Man: I’m not coming over there, I’m here in the door way!

5. Mort Mort Feingold – Accountant for the stars

Mort Mort [Andy Samberg]: Robert Pattinson and Kristen Stewart, it says here that you’ve made millions on those vampire movies
Robert [Ryan Phillippe]: Yes, but what I really want to do are those serious dramas like Remember Me
Mort Mort: Yeah, yeah. No one cares. Look, you make too much money to look this terrible. Sweetie, why dont’ you get your boyfriend a new set of clothes?
Kristen [Jenny Slate]: We never said we were dating.
Mort Mort: Okay. But you are. Shush, shush.

6. Shake Weight Commercial

Bill Hader: The Shake Weight. A revolutionary new way for women to shape and tone their arms.

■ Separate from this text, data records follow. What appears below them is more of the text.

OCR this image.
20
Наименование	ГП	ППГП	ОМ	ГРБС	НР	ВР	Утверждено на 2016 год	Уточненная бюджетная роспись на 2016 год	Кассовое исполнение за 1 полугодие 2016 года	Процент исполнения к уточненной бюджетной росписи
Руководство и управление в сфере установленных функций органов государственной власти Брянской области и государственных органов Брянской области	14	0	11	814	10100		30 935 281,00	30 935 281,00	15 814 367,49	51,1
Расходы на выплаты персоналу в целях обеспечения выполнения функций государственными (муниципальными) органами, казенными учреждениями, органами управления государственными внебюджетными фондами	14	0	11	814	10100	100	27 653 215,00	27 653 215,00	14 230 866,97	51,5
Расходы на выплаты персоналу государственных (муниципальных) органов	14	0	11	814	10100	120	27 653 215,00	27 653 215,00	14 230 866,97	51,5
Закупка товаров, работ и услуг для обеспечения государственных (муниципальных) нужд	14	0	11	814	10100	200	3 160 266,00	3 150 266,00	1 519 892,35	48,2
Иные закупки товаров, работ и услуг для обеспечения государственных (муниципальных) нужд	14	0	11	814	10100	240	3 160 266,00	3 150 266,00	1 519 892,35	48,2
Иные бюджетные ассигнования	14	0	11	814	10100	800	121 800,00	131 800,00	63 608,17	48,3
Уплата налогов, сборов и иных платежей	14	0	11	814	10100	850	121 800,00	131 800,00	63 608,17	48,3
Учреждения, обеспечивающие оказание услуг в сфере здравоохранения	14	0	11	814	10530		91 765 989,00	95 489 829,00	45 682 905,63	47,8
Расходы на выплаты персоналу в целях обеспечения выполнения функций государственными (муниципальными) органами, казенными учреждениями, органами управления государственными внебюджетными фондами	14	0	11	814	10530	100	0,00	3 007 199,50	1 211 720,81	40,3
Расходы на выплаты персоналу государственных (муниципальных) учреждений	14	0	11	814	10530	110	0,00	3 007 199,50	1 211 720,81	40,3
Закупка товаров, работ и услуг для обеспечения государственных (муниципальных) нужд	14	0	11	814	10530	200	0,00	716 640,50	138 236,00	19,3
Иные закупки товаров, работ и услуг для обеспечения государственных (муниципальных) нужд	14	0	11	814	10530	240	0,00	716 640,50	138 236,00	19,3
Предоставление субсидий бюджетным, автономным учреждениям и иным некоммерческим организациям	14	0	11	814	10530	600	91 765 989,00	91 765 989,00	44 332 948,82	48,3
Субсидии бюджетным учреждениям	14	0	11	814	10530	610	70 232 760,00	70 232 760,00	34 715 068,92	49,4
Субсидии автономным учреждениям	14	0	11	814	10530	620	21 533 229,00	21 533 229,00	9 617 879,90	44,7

You’ve seen the commercial, now – wouldn’t you like to see it again?
If you’re like me you can’t get enough of this Shake Weight commercial. At first, I couldn’t believe it was real. Then, I realized it was. Then, I made sure no one was around – and then I did a third thing.

7. Weekend Update

Seth Meyers: Air traffic throughout Europe was shutdown this week by huge clouds of ash shot out into the air by Iceland’s – I hope I’m saying this right – Volcano.

8. Weekend Update

Seth Meyers: A deputy in Florida was reprimanded after shocking a collegue with a taser, an incident ment to be a joke. Word of advice – if you’re joking with someone and they say ‘Knock knock‘ and you say ‘Who’s there?‘ and they say ‘Taser‘ – Don’t say ‘Taser who?

9. The Underground Rock Minute, Thrilla Killa Klownz – ‘Magical Mysteries

Fucking blankets – How do they work?